The much-maligned Foreshore and Seabed Act 2004 has just this month shown its true colours. An agreement reached between the Government and Ngati Porou shows that, far from suppressing customary rights, the act is capable of giving them powerful effect.

While it preserves public rights of access to the water for enjoyment and navigation, it proposes to allow coastal-dwelling hapu exclusive authority and rights over a range of marine activities. These include the right to veto resource consents for activity that would harm the hapu's "relationship with the environment", which would seem to cover everything.

There will also be a legal instrument giving the hapu power to make bylaws under customary fishing regulations, and an environmental covenant that will insist district planning must conform to a Ngati Porou statement of sustainable management for the foreshore and seabed of its rohe (tribal territory).

While public access will be generally preserved, the hapu will be able to restrict or prohibit access to sacred places declared wahi tapu. And it will be able to carry out specified customary activities on public foreshore and seabed without needing resource consents.

The agreement has been three years in negotiation and much remains to be decided, including the protected customary activities and the coastal boundaries of the signatories. Indeed, their rights under the deed of agreement depend upon their proving that the hapu has been the exclusive occupant and user of land adjoining the claimed foreshore since 1840.

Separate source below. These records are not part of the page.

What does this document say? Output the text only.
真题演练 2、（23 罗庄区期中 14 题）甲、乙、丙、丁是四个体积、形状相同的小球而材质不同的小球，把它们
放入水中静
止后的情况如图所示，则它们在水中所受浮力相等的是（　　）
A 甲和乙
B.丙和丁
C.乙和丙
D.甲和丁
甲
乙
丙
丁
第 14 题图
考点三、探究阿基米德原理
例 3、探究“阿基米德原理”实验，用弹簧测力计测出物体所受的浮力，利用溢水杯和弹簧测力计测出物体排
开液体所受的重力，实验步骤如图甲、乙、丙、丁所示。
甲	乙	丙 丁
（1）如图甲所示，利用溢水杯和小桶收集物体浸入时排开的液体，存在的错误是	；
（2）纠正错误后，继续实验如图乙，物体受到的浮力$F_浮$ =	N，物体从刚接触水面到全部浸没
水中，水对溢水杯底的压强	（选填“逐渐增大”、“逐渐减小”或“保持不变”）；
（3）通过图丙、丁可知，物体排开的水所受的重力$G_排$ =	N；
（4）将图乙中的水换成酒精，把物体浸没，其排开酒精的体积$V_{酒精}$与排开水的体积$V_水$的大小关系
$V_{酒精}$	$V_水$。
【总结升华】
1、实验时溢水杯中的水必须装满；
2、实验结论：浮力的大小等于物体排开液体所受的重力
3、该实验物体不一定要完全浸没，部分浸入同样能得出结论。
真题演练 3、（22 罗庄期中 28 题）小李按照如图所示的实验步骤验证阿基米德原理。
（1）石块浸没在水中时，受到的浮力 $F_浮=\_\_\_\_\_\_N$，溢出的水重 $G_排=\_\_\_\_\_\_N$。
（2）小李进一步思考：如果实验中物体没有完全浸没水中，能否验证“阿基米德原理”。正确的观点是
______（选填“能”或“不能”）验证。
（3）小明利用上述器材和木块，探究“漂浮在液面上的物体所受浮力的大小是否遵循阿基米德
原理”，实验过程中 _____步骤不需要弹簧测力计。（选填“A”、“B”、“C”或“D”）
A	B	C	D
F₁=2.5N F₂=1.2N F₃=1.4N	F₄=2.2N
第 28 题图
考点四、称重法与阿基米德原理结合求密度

That proviso could be hard to meet, according to judges of the Court of Appeal in the landmark ruling that customary ownership of foreshore and seabed could be established. The irony of the legislation passed to preserve public ownership is that it may be a great deal easier to have a customary claim recognised in negotiation than by litigation. Now that the meaning of customary rights has been substantially agreed, the rights might more readily be granted.

It remains to be seen, though, whether the rights and authorities recognised in the agreement with Ngati Porou are sufficient to avoid conflict in practice. It is one thing for lawyers to draw fine definitions on paper, quite another for people at a beach, whether members of the hapu or recreational visitors, to know or care where customary exclusions begin and end.

The principle of customary possession, once accepted, will be more important than precise meanings in law. The East Coast agreement has now compromised public ownership of beaches and sea much the way that Treaty settlements have given claimants "guardianship" over mountains, lakes and parks.

The arrangement seems to work without conspicuous problems for trampers, campers, hunters and other recreational users of remote attractions. But beaches and bays will be a more visible expression of privileges resting on a pre-colonial heritage.

Four years ago, when the act was passed, the National Party's previous leader said, "Maori can be owners, managers and regulators at the same time. It is astonishing the Government could establish such a conflict-ridden model. It is an absolute recipe for disaster."

He has gone and the first deal has been done. Much detail remains to be decided, probably after the election, but the die seems cast; the coast in some places is going to be controlled by a tribal mandate. The mana thus acknowledged is enhanced when exercised with care and generosity. Maori know that; others may be surprised at how well this agreement can work - for everyone.